In his opening address at the first annual Disney fan convention, Iger's brief Marvel-related comments offered promise for the merger of the two behemoths. At a press conference later in the afternoon, Iger expanded on Disney's plans for Marvel and respect for the legacy they've already established.
1) Marvel stays Marvel. Paying homage to "The Mouse"'s tendency to water down material for its family audience, Iger addressed the big worry. "There will be no Disneyfication of Marvel," he said in a press conference. He added that Marvel will continue to work independently. "We plan to keep Marvel as an entity and to respect both the talent that is there, working as one, and also respect what Marvel is and what the essence of Marvel is."
2) It's all about story and character. Twice in his address, Iger referred to the characters and storytelling in the Marvel universe. Later, he added that the studio behind Captain Jack Sparrow and Donald Duck recognizes good fictional talent when they see it. "It's a business we're very familiar with," Iger said. "Well-known characters and weird stories and a product that transcends gender and age and geographic territories."

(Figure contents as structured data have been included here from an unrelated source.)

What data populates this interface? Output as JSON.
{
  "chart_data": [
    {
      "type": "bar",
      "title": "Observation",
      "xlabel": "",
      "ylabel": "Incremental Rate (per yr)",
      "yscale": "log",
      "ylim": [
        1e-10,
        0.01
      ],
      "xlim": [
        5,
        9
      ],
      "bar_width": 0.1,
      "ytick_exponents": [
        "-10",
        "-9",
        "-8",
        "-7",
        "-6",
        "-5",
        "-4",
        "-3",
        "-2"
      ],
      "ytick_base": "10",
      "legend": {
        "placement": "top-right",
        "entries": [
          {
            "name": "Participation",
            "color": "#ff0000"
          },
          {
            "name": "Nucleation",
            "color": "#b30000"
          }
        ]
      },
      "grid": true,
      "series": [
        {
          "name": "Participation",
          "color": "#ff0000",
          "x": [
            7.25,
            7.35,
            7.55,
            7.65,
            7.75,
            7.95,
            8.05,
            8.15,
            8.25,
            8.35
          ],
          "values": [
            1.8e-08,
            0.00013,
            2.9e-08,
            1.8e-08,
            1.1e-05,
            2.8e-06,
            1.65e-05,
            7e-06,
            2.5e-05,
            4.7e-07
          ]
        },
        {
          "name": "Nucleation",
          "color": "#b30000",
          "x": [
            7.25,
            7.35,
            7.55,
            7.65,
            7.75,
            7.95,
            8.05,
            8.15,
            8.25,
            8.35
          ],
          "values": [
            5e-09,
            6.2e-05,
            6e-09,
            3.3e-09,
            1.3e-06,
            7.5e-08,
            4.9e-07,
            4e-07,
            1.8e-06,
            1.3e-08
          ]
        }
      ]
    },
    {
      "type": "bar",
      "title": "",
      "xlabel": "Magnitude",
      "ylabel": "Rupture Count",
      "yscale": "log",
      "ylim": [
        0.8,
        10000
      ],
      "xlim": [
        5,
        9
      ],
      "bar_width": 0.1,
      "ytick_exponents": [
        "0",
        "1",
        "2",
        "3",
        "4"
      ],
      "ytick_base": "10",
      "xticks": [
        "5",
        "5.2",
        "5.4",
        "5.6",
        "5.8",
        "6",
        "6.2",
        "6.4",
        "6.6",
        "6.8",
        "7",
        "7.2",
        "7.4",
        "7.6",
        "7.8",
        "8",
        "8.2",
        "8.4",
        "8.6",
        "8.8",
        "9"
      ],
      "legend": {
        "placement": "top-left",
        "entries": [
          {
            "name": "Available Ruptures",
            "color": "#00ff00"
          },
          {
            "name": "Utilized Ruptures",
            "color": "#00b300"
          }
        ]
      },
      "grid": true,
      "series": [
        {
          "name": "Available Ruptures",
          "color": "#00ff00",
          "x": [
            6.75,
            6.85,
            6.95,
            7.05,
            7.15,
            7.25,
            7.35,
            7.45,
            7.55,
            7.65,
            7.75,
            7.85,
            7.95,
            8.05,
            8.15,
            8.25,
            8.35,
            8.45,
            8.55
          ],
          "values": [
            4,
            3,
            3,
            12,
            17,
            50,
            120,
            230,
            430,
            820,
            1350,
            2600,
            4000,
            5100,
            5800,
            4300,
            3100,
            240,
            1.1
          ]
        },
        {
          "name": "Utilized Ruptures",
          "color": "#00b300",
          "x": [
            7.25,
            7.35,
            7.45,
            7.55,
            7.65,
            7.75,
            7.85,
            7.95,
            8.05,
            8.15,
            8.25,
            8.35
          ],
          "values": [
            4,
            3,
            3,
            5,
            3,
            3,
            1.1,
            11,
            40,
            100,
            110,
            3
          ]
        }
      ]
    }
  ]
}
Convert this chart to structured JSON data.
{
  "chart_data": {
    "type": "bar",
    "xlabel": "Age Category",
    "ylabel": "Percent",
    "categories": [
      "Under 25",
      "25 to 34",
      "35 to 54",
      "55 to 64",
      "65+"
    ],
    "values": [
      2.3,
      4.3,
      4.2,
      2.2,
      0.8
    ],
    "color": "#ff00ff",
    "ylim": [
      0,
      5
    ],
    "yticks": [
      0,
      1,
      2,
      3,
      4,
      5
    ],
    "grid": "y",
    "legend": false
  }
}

3) For now, no Tony Stark's Haunted Mansion. During his morning address, Iger touted the possibilities of Disney's global resources to expand and tie in with Marvel. Later, he specified that Disney will respect previous Marvel deals. For example, Universal theme parks currently run Marvel-themed rides. Also, studios like Fox and Sony still distribute franchises like X-Men and Spider-Man, respectively. "There are also some legacy agreements that Marvel has in a variety of ways, to the theme park with Universal, to the distribution of the live-action films," Iger said. "So until some of these things work their course, or until we get a better sense when the deal closes, there isn't much planning that can be done until we reach an agreement."
4) Pixar is paving the way for Marvel. Remember when Disney thought they could do without Pixar? They were going to make their own version of Toy Story 3 and everything. Then they realized that only Pixar is Pixar. Well, same with Marvel. Iger even brought in John Lasseter to help him make the case to Marvel. "There is a whole culture attached that was a huge part of their success, and I didn't want to do anything that messed with that culture," Iger said. "I had John Lasseter [talk to Marvel] with me and then without me, so that he could talk to them more about Disney. He gave them some perspective on that, and it was very positive."
5) As Hannah Montana says, "It's the best of both worlds." Rather than harp on potential conflicts, edgy subtext vs. lucrative merchandising, etc., Iger focused on the potential for pooling Marvel and Disney resources. They already travel the same ground in creating story and characters for movies, television, literature and more. "When you look at it as a part of the Walt Disney Co., the presence of Marvel is virtually in everything that we're in," Iger said. "You can expect that over time, that's what you will see. We became impressed with the talent of Marvel as we got to know them better."